Throughout the research, one thing remained consistent: users loved smart defaults. We used smart defaults to represent the parameters being applied to the chart through the associated “modes”. This clarified confusion around users trusting their selection and how each setting might be perceived (or guessed) "best". For forecasting the tag defaults to an empty state but provides access to layer in added complexity, without having to open the settings. This was done to preserve the discoverability of the feature.
Mode options are agile, robust, and custom. Agile mode adjusts more quickly to recent trends, using a 95% confidence interval and 120 days of training data prior to the beginning of the chart's date range. Robust mode is best for stable metrics, as it incorporates a full year of additional training data, and can therefore better account for seasonality. Custom allows users to change both the confidence interval and the training duration to fit specific requirements. Higher significance levels tend to results in fewer anomalies appearing on the chart.
In terms of noise, we landed on a hovering effect for each segment (line) in order to offer the ability to analyze anomalous behaviors between several related metrics. Up to 10 segments can be applied by default, which is the max amount of information to be displayed before the design became compromised (very messy!) Hovering solved the problem of needing to show more context on the chart all at once with the confidence bands and forecasting parameters, while also allowing users to investigate and isolate anomalies easily.I was able to align the design team to agree on reserving one color from the design system to be used only in the case of displaying an anomalous data point to avoid further confusion amongst all the noise and "blue" sea of features in Amplitude.

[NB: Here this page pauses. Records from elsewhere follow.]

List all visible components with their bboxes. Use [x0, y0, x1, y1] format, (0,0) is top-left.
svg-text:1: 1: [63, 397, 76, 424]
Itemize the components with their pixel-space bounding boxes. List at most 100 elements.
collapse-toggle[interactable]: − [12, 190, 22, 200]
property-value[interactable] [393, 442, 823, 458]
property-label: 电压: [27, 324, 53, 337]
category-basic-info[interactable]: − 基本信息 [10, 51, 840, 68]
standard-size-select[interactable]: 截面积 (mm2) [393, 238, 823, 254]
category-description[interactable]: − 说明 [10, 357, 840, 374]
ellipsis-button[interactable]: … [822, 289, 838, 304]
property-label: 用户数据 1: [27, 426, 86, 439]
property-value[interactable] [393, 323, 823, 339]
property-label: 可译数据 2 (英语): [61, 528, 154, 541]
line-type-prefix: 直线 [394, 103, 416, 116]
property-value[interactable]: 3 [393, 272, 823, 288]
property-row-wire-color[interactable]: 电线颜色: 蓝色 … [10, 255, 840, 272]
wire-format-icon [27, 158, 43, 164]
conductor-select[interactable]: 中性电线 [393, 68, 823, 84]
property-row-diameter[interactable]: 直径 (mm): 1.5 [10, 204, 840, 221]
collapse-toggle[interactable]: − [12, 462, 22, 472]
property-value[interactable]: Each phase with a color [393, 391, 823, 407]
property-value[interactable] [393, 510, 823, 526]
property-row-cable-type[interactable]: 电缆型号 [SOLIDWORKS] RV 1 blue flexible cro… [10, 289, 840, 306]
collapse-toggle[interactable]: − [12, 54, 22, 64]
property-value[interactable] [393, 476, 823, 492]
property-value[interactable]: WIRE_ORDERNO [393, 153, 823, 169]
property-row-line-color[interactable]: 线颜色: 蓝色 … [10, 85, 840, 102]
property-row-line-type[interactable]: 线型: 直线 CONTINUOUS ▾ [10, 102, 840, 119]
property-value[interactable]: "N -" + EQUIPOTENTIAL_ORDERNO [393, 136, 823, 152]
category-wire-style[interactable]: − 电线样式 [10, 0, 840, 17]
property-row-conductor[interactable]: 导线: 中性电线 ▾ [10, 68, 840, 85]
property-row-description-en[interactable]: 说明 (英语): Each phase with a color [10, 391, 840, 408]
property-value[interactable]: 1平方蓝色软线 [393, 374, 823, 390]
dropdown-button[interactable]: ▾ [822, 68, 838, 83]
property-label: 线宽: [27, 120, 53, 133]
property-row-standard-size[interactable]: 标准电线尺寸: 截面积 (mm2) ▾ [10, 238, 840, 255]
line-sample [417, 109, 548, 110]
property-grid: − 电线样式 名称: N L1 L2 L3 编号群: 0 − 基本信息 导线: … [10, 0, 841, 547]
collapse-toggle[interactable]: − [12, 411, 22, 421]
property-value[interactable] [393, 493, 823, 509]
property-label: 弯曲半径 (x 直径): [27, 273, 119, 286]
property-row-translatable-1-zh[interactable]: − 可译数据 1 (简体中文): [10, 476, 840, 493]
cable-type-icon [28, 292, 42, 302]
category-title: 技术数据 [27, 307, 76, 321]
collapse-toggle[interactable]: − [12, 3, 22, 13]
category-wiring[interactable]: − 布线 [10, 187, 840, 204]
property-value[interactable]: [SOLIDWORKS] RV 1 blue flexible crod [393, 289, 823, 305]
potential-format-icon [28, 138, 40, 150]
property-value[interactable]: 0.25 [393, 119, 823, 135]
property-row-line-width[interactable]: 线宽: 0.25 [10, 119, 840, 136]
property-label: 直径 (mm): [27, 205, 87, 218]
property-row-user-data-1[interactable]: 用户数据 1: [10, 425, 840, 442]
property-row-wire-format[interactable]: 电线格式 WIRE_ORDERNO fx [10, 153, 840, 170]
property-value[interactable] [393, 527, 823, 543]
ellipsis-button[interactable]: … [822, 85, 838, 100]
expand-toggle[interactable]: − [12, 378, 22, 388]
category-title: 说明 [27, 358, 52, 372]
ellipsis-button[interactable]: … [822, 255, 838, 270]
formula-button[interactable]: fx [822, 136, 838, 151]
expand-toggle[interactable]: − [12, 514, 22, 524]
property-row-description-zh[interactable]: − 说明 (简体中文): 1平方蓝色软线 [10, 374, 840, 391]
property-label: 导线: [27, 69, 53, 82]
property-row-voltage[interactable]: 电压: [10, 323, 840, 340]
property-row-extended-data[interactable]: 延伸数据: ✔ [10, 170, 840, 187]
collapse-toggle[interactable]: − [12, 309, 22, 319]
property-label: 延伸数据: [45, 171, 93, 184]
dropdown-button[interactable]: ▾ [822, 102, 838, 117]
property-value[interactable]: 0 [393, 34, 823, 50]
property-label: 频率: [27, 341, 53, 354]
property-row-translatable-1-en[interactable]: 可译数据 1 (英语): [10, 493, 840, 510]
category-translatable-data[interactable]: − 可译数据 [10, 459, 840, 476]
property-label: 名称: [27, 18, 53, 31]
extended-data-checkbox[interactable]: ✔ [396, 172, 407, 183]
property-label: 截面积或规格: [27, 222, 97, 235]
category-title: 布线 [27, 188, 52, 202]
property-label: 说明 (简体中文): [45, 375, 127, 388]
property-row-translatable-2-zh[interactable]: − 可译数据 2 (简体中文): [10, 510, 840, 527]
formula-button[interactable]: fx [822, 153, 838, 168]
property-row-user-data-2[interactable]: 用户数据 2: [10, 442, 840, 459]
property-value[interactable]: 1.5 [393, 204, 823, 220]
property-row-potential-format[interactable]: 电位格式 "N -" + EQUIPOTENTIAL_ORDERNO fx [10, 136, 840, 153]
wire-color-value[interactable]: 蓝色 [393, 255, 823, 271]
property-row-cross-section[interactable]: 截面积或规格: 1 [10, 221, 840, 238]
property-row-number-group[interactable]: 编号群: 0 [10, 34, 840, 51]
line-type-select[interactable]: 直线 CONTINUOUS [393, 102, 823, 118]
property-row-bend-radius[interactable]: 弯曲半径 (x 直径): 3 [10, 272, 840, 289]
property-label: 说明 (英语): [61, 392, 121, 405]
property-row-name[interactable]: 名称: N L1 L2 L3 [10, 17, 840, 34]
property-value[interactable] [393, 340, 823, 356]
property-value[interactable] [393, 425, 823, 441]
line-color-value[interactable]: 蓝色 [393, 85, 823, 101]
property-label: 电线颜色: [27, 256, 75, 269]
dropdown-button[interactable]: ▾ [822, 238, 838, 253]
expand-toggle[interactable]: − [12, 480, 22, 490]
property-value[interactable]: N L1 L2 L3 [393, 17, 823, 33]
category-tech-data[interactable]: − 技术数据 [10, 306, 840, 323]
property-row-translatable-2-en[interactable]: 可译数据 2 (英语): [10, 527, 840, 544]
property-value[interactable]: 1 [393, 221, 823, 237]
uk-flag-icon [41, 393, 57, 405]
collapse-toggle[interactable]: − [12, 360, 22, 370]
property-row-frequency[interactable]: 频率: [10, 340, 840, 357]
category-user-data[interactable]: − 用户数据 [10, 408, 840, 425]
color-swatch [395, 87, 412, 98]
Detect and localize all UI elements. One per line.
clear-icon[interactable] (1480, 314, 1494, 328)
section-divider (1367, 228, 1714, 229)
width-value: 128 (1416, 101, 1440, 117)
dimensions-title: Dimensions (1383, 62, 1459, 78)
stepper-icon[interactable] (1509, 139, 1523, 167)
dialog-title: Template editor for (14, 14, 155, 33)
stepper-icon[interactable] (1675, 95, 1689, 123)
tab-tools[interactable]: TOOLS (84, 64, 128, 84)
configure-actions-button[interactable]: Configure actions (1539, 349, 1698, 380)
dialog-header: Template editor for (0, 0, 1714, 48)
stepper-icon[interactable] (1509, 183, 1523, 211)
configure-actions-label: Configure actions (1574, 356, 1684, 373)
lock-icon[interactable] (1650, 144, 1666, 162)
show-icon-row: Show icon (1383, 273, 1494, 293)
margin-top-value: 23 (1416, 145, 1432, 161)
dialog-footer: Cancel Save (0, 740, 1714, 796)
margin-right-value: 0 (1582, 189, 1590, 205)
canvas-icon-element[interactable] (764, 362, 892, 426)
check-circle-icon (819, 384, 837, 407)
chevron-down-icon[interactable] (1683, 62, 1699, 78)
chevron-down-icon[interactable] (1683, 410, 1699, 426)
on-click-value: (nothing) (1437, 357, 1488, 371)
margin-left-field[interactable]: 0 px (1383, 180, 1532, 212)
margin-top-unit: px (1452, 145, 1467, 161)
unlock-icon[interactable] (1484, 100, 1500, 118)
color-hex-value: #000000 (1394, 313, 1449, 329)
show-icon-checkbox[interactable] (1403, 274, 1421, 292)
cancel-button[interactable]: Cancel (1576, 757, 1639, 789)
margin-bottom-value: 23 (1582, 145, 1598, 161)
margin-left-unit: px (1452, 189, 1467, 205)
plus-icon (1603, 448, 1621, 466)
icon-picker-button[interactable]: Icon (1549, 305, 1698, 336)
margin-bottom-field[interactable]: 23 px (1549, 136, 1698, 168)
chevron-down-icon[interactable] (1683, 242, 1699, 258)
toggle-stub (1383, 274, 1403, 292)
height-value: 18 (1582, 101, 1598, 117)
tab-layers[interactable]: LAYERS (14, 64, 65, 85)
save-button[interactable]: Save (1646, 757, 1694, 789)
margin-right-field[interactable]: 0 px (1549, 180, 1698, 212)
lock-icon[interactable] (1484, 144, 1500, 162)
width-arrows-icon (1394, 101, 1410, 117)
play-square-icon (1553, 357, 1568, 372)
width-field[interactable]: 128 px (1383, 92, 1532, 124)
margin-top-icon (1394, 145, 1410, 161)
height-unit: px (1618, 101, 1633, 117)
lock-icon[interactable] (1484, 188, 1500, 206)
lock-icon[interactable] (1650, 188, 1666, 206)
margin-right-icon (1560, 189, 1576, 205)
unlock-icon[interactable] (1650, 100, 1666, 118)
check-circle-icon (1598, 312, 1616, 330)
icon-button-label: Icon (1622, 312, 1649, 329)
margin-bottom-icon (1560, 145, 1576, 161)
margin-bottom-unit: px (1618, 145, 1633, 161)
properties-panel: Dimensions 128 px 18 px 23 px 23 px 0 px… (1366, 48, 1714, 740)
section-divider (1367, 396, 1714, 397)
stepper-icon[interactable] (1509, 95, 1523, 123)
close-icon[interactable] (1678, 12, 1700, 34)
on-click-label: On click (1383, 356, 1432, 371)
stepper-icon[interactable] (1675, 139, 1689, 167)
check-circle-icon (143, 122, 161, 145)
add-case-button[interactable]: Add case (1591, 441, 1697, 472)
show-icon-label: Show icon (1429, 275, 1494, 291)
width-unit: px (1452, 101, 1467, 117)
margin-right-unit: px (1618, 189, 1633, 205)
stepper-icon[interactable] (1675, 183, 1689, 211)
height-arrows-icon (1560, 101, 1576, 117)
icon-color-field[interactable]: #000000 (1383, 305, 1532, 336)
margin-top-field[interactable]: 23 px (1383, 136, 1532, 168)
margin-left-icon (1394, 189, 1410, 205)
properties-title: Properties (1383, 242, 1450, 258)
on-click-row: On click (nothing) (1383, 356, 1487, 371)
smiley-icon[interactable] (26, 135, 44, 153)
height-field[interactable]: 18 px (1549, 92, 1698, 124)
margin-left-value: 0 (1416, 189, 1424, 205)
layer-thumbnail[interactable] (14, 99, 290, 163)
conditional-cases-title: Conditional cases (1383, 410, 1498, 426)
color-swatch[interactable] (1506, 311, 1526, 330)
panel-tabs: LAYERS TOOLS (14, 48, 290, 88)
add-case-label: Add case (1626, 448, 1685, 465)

For feature usage and interaction considerations, we landed on a button that functions as a toggle, rather than a a literal UI toggle. IÂ mention "actual toggle" because in early explorations we played around with the idea of using an "on and off" design pattern in the product since it mimicked what was happening with the functionality of the tool, i.e when turned "on" data is layered in, when turned "off" nothing happens.
Besides adding a component to our product that doesn't currently exist, it would also create confusion and inconsistencies with our design patterns throughout Amplitude. Color and tag affordances were used to signify the state of the chart. Selecting it turns it on, automatically defining a default mode. This displays the smart default tags that the mode is applying to the chart. Users can still edit global settings easily through the button or by selecting the tags.